The scanner has alignment issues - it rotates occasional images,
arbitrarily as far as I can tell; so whilst most are upright, some are
upside down, and a few are at 90 degrees to the vertical. I've only
Acrobat reader on my old Win2k box, so I couldn't correct/insert pages
- but I have Ubuntu Linux on the other box! So I picked, more or less
at random, PDFedit,
from the free repository and downloaded and installed it with Synaptic.
It worked great - and after my fixes everything looked great in
PDFedit, but I found that with Acrobat Reader the newly rotated
and inserted pages were cropped on the right.

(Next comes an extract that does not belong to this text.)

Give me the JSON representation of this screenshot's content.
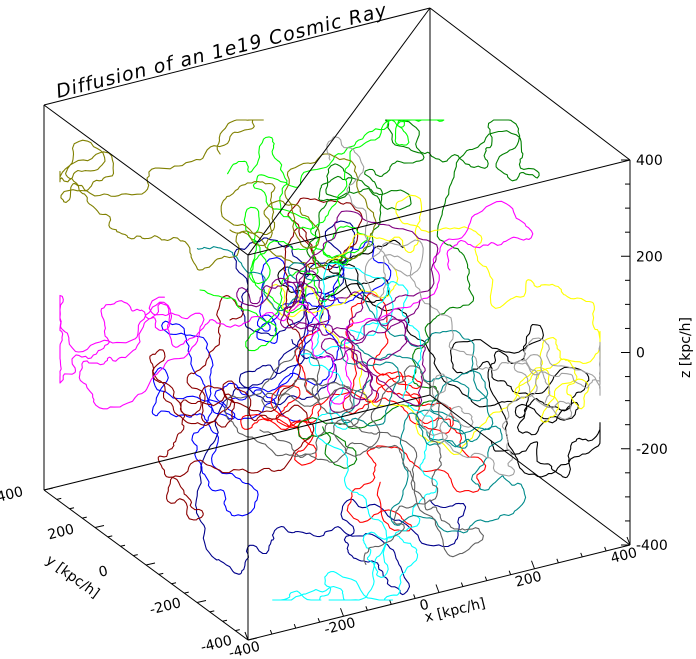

Very annoying. It's clear that the entire image is in the file, but
that Acrobat's default frame is just the left side. Oh well.
My associate Tim has a full copy of Acrobat and can do the fixes, and
since I've already found and tagged the problem areas, it's not
that big a deal. Still, it's too bad OSS (Open Source Software) didn't
come through from me. Only the other hand PDFedit is still very much in
beta development, and it turns out that the Ubuntu package I installed
is 0.3.2 and well behind the current release of 0.4.1.
If you haven't followed software development, 1.0 is the "real thing", everything before that is "beta" or not-ready-for-prime-time software. A version 0.3 is really really green software in functionality, whereas 0.9 and such usually just needs cosmetic and grammatical fixes.